# 6 months old longcoat female



## hattifattener

thank you!


----------



## 1sttimeforgsd

All I can say is that she is beautiful, I loved that close up of her face. Thank you for sharing with us.


----------



## msvette2u

Aw gorgeous girl :wub:


----------



## hattifattener

msvette2u said:


> Aw gorgeous girl :wub:





1sttimeforgsd said:


> All I can say is that she is beautiful, I loved that close up of her face. Thank you for sharing with us.


oh,you are so kind!


----------



## krystyne73

Very beautiful!!


----------



## Anjulian

She is a little gem with beautiful eyes. Julie


----------



## marshies

She's beautiful!


----------



## mrsbuggs

Gorgeous , she looks like my Boo


----------



## kitmcd

Beautiful!!! And she looks like my Isa too (5months)


----------



## Stosh

I've got to love her too! She's a girlie version of Stosh


----------



## FG167

She's gorgeous! I love seeing other long-coated puppies


----------



## hattifattener

thank you everyone for compliments so far!

harsh criticism is also welcome!

and i am watching other LC dogs and puppies (especially peers like Isa) on this board. love to see them growing and developing.


----------



## kitmcd

Some recent pics of Isa (5 1/2 months)

The last one is with my daughter's pit/lab mix, they had a great New Year's playing nonstop!


----------



## _Crystal_

She's so adorable!
If she isn't there tomorrow don't be surprised


----------



## hattifattener

_Crystal_ said:


> She's so adorable!
> If she isn't there tomorrow don't be surprised


ha ha thanks! 

i will give you a tip : take her for a car ride,Odi just can't resist anything on wheels and with engine.
so it is the easiest way to pick her up! 

(or maybe you meant Isa from previous post? ):thinking:

----------------------------------------------------------------

but if seriously,i am a bit concerned about her pasterns.


----------



## Stosh

She looks eerily like Stosh from the side views but a different face. The lc seem to have a different shape to their muzzle- unless it's just my imagination. She's a very pretty girl


----------



## RocketDog

^^ Yes, I agree with Stosh, except insert Rocket.  I don't think Rocket's mane is quite as long, or his puppy ear fuzz that's still hanging on. 

But of course I think she's very, very pretty.


----------



## hattifattener

thanks! 



Stosh said:


> She looks eerily like Stosh from the side views but a different face.
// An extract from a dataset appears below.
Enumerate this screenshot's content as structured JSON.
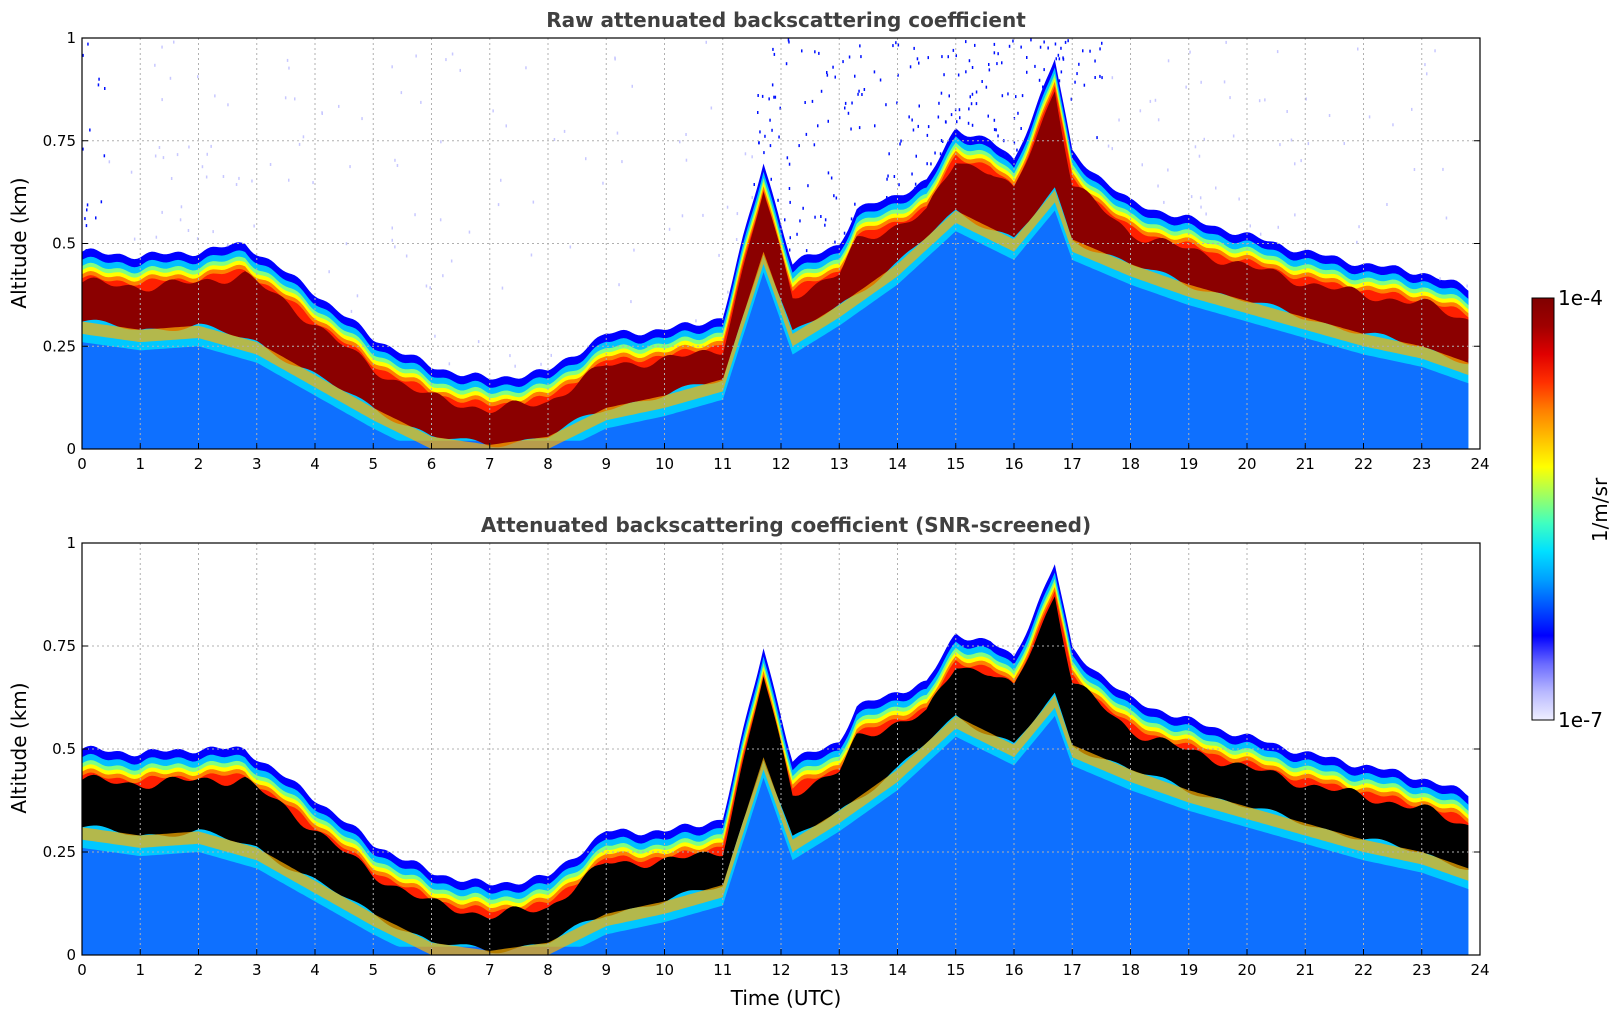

The lc seem to have a different shape to their muzzle- unless it's just my imagination. She's a very pretty girl




Odi has standard coated siblings. coaties as well.
so i think that type of coat has nothing to do with shape of muzzle.
maybe muzzle seems different because she's still a puppy.






RocketDog said:


> ^^ Yes, I agree with Stosh, except insert Rocket.  I don't think Rocket's mane is quite as long, or his puppy ear fuzz that's still hanging on.
> 
> But of course I think she's very, very pretty.




and she is just one day younger than Rocket. (16.06.2011)
or older,i don't remember.:thinking:
anyway difference is one day.

and yes,she is really "bad" case of LC. 
i like it!


----------